Can't believe more people haven't shown an interest in this post by Kevin great bit of work and very informative


----------



## Diveratt (Aug 31, 2009)

Thanks James the cheques in the post


----------



## T3RBO (Dec 9, 2003)

Only just noticed this.

Nice and informative write up Kevin, with some good additions from others


----------



## jamman (May 6, 2002)

Diveratt said:


> Thanks James the cheques in the post


Credit where it's due mate with a little more info and refinement it could easily be the thread that we can direct all people to that ask about maps, more power, what do I need etc etc


----------



## Vrroom (Oct 8, 2011)

Nice synopsis . . . and I learned a few things. Thanks for pulling it together and posting.


----------



## Diveratt (Aug 31, 2009)

As James pointed out it's really just a starting point it needs a bit more input from people have carried out the work in the real world, but it's getting there


----------



## Diveratt (Aug 31, 2009)

Few more updates so I thought I'd give this a bump


----------



## V6RUL (May 28, 2009)

Post 1 updated.
Steve


----------



## jamman (May 6, 2002)

V6RUL said:


> ?


It means Kev has updated the first post with more information you flaming galah :-* :wink:

This should be a sticky with a bit more work I could just say "read Kevs post you dumb feckwit" instead of repeating myself :wink: :lol:


----------



## Diveratt (Aug 31, 2009)

Thanks James but it needs some V6 input for Steve to take any notice at all.


----------



## nate42 (Apr 9, 2008)

Good thread that should be must read to all the newbies :lol: :lol:

One thing to remember is that every part needs it connections. Hoses (braided teflon, fuel, silicone), clamps, gaskets, replaceable bolts, v-bands, brackets, wiring, fluids, filters, fittings, etc on a BT project they come together to £500 easily. So always count those too at least I was little surprised how much I've spent on small bits.

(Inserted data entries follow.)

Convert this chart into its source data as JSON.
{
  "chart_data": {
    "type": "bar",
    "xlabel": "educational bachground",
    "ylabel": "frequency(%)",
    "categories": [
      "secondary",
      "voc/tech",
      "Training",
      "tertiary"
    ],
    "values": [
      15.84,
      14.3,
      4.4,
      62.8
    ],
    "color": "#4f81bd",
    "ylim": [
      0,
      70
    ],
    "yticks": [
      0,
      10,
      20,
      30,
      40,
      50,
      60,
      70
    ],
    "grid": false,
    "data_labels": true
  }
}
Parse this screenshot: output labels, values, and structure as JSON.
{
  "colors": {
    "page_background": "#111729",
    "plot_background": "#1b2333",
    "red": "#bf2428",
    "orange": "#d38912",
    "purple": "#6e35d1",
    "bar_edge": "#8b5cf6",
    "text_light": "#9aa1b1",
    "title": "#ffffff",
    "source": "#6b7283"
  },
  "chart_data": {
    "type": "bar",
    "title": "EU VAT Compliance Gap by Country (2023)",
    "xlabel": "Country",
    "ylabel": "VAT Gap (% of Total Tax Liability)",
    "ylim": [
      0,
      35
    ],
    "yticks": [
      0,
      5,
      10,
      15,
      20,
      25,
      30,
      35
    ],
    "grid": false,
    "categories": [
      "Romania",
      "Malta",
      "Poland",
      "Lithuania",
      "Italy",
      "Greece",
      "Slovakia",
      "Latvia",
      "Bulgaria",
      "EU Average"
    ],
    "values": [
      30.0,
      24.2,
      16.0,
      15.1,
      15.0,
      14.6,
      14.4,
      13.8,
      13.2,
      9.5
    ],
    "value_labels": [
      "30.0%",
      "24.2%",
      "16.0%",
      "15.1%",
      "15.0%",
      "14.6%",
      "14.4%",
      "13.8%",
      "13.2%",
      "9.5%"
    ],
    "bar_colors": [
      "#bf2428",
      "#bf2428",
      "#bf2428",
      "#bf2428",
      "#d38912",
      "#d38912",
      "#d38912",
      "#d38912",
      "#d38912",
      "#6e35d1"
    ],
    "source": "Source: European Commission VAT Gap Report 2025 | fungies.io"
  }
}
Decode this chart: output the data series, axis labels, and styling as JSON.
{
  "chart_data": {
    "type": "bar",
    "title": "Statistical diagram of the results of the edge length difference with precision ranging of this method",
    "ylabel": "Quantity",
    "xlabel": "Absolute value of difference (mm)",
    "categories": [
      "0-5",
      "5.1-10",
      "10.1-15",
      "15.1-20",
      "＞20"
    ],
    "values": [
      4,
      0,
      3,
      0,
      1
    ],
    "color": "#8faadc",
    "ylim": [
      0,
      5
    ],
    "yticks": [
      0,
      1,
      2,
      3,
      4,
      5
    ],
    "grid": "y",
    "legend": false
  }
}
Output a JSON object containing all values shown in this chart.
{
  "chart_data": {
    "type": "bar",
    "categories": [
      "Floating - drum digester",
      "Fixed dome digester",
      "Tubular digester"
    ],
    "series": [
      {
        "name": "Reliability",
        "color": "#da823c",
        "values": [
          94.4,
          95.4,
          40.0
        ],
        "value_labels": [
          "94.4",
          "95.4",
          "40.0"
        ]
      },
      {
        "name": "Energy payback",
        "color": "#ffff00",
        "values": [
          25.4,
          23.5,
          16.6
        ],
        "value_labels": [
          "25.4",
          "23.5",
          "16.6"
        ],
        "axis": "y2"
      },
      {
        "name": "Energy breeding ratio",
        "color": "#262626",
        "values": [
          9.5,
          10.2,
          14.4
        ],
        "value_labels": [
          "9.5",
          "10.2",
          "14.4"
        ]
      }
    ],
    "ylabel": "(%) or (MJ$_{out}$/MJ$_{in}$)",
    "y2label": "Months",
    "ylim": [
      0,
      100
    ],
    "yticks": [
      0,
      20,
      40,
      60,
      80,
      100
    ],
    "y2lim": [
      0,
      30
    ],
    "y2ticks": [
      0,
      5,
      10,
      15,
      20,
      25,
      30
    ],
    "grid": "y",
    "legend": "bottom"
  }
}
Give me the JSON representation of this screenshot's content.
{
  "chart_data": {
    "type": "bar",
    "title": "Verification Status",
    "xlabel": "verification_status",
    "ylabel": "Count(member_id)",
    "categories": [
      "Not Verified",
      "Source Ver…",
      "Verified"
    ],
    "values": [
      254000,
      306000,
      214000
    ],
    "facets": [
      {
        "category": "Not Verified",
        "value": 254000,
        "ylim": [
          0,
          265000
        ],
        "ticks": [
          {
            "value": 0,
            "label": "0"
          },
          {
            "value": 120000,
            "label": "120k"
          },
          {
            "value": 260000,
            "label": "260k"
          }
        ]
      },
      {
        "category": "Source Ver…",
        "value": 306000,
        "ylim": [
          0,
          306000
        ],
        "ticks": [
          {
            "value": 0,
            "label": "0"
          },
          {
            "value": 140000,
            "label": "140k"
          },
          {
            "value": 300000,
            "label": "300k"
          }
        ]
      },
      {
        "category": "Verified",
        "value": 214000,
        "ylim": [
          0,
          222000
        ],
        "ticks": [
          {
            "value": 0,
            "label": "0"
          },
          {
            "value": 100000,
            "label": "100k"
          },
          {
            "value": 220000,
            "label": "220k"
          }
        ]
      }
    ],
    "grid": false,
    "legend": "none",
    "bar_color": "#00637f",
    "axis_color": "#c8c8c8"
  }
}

Oil cooler is something that I'd add to BT setups also. Mocal kits starting from £120, but with proper hoses and thermostat £200 is realistic.


----------



## Diveratt (Aug 31, 2009)

Thanks Nate I'll add oil cooler to the list. I thought the TT had one as standard but could i be wrong


----------



## Baalthazaar (Jul 11, 2010)

Spot on sticky material once the tweaks are done should stop the same old same olds again and again(starting to sound like Status Quo...) Good job.


----------



## nate42 (Apr 9, 2008)

Diveratt said:


> Thanks Nate I'll add oil cooler to the list. I thought the TT had one as standard but could i be wrong


You are right. There is 'oil-water' oil cooler right in front of the block. It is very small size of a two cigaret boxes. So basically your radiator that keeps the coolant in check also cools your oil. Normally this is still kept and additional 'oil-air' cooler is added with thermostat. This way oil cooler helps to cool down the oil and that radiator behind FMIC and A/C radiator doesn't need to do all the cooling for the engine. As it is third in the row the air it is getting is not that cold anymore... Oil cooler thermostat also helps that there is no flow in the additional cooler when the engine is trying to get warm.


----------



## Bago47 (Nov 27, 2011)

Hybrid turbo 4000£? Are you sure? I thought it's more like 1500£ without the exhaust.


----------



## Diveratt (Aug 31, 2009)

Bago47 said:


> Hybrid turbo 4000£? Are you sure? I thought it's more like 1500£ without the exhaust.


If you add the cost of supporting mods in it about 4k there is little point in going hybrid and strangling the turbo the a stock exhaust, manifold and intercoolers. Add in a bit piece of mind and do the rods and you will be well over 4k. The chances are you may have already fitted things such as an FMIC but I priced each mod as a stand alown and the amounts were a bit ball park but the do add up.

Catback £600
3" DP & sports cat £700
FMIC £700
Tubular manifold £300 to £800
Hybrid £500 to £750
3"TIP & filter £200
Mapping £300

If you add that lot up it's close to 4k with out any fitting costs, rods will set you back about another £500 + fitting


----------



## beeyondGTR (Jun 16, 2009)

no hybred/bird or turd turbo

a 3076 is getting 450 at the wheels ......

how much is someone allowing to spend just on parts?

and what parts does the car have now ?

what horsepower are you trying to achieve ?


----------



## eldiablott (Jun 18, 2014)

bumped


----------



## jamman (May 6, 2002)

I miss Kev great bloke


----------



## riickii19 (Feb 4, 2015)

so glad i came across this!

pity its died bit as it really could be one of the most useful posts on here


----------



## lotuselanplus2s (Jun 18, 2012)

I put the below in another thread but this thread is much better hence I'll quickly post it on this:

V6
OEM 250bhp
1. uprated exhaust, uprated air filter / panel filter 250bhp £400 approx (but sounds nicer)
2. Revo remap 260 bhp £300
3. HPA DTM kit 350bhp max £5,000 fitted
4. HPA full turbo kit stage 1 400bhp or stage 2 450 bhp £12,000 approx or £15,000 approx fitted
5. Even more see V6RUL's build thread...... £x2 kidney's + x2 spleens + lots of arms and legs


----------



## V6RUL (May 28, 2009)

And a partridge in a pear tree.. :lol: 
Steve


----------